Range#map does not return an Enumerable, it actually maps it to an array. It's the same as Range#to_a.

the Tin Man
  • 158,662
  • 42
  • 215
  • 303
Pedro Nascimento
  • 13,136
  • 4
  • 36
  • 64
3

It "maps" a function to each item in an Enumerable - in this case, a range. So it would call the block passed once for every integer from 0 to param_count (exclusive - you're right about the dots) and return an array containing each return value.

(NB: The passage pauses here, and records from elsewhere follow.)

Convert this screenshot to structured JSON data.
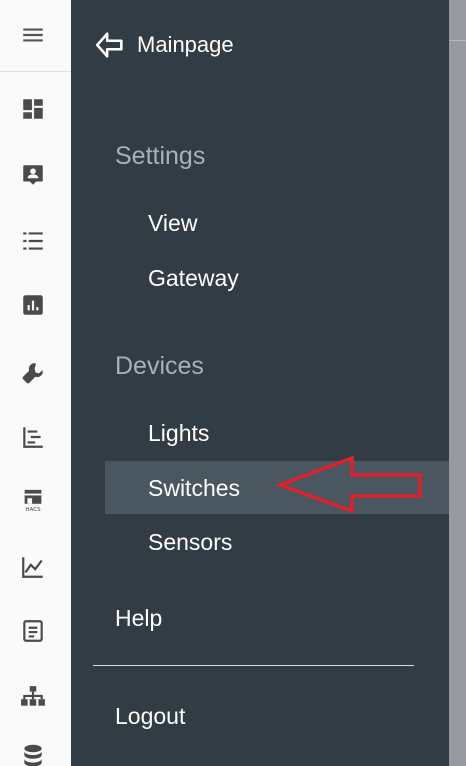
{
  "drawer": {
    "back_label": "Mainpage",
    "sections": [
      {
        "title": "Settings",
        "items": [
          "View",
          "Gateway"
        ]
      },
      {
        "title": "Devices",
        "items": [
          "Lights",
          "Switches",
          "Sensors"
        ]
      }
    ],
    "selected_item": "Switches",
    "help_label": "Help",
    "logout_label": "Logout"
  },
  "rail": {
    "icons": [
      "menu-icon",
      "dashboard-icon",
      "account-box-icon",
      "format-list-icon",
      "chart-box-icon",
      "wrench-icon",
      "chart-timeline-icon",
      "hacs-store-icon",
      "chart-line-icon",
      "file-document-icon",
      "sitemap-icon",
      "database-icon"
    ],
    "hacs_label": "HACS"
  },
  "colors": {
    "drawer_bg": "#313c45",
    "selected_bg": "#4a5761",
    "section_text": "#a9b0b6",
    "annotation_arrow": "#e0202a"
  }
}
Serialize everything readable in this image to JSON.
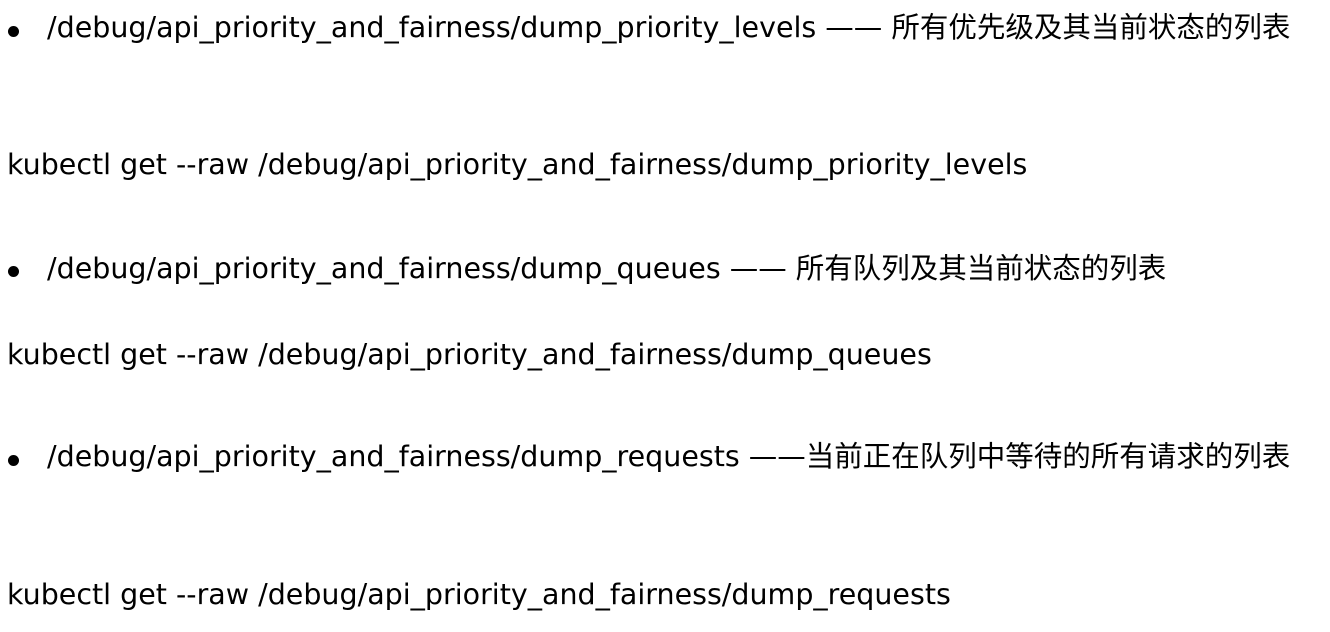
{
  "items": [
    {
      "text": "/debug/api_priority_and_fairness/dump_priority_levels —— 所有优先级及其当前状态的列表",
      "command": "kubectl get --raw /debug/api_priority_and_fairness/dump_priority_levels"
    },
    {
      "text": "/debug/api_priority_and_fairness/dump_queues —— 所有队列及其当前状态的列表",
      "command": "kubectl get --raw /debug/api_priority_and_fairness/dump_queues"
    },
    {
      "text": "/debug/api_priority_and_fairness/dump_requests ——当前正在队列中等待的所有请求的列表",
      "command": "kubectl get --raw /debug/api_priority_and_fairness/dump_requests"
    }
  ]
}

Here's the documentation for Enumerable#map. It also has an alias, collect.

Ry-
  • 218,210
  • 55
  • 464
  • 476
3

#each

#each runs a function for each element in an array. The following two code excerpts are equivalent:

x = 10
["zero", "one", "two"].each{|element|
    x++
    puts element
}
x = 10
array = ["zero", "one", "two"]

for i in 0..2
    x++
    puts array[i]
end

#map

#map applies a function to each element of an array, returning the resulting array. The following are equivalent:

array = ["zero", "one", "two"]
newArray = array.map{|element| element.capitalize()}
array = ["zero", "one", "two"]

newArray = []
array.each{|element|
    newArray << element.capitalize()
}

#map!

#map! is like #map, but modifies the array in place. The following are equivalent:

array = ["zero", "one", "two"]
array.map!{|element| element.capitalize()}
array = ["zero", "one", "two"]
array = array.map{|element| element.capitalize()}
Jivan Pal
  • 182
  • 10
2

Map is a part of the enumerable module. Very similar to "collect" For Example:

  Class Car

    attr_accessor :name, :model, :year

    Def initialize (make, model, year)
      @make, @model, @year = make, model, year
    end

  end

  list = []
  list << Car.new("Honda", "Accord", 2016)
  list << Car.new("Toyota", "Camry", 2015)
  list << Car.new("Nissan", "Altima", 2014)

  p list.map {|p| p.model}

Map provides values iterating through an array that are returned by the block parameters.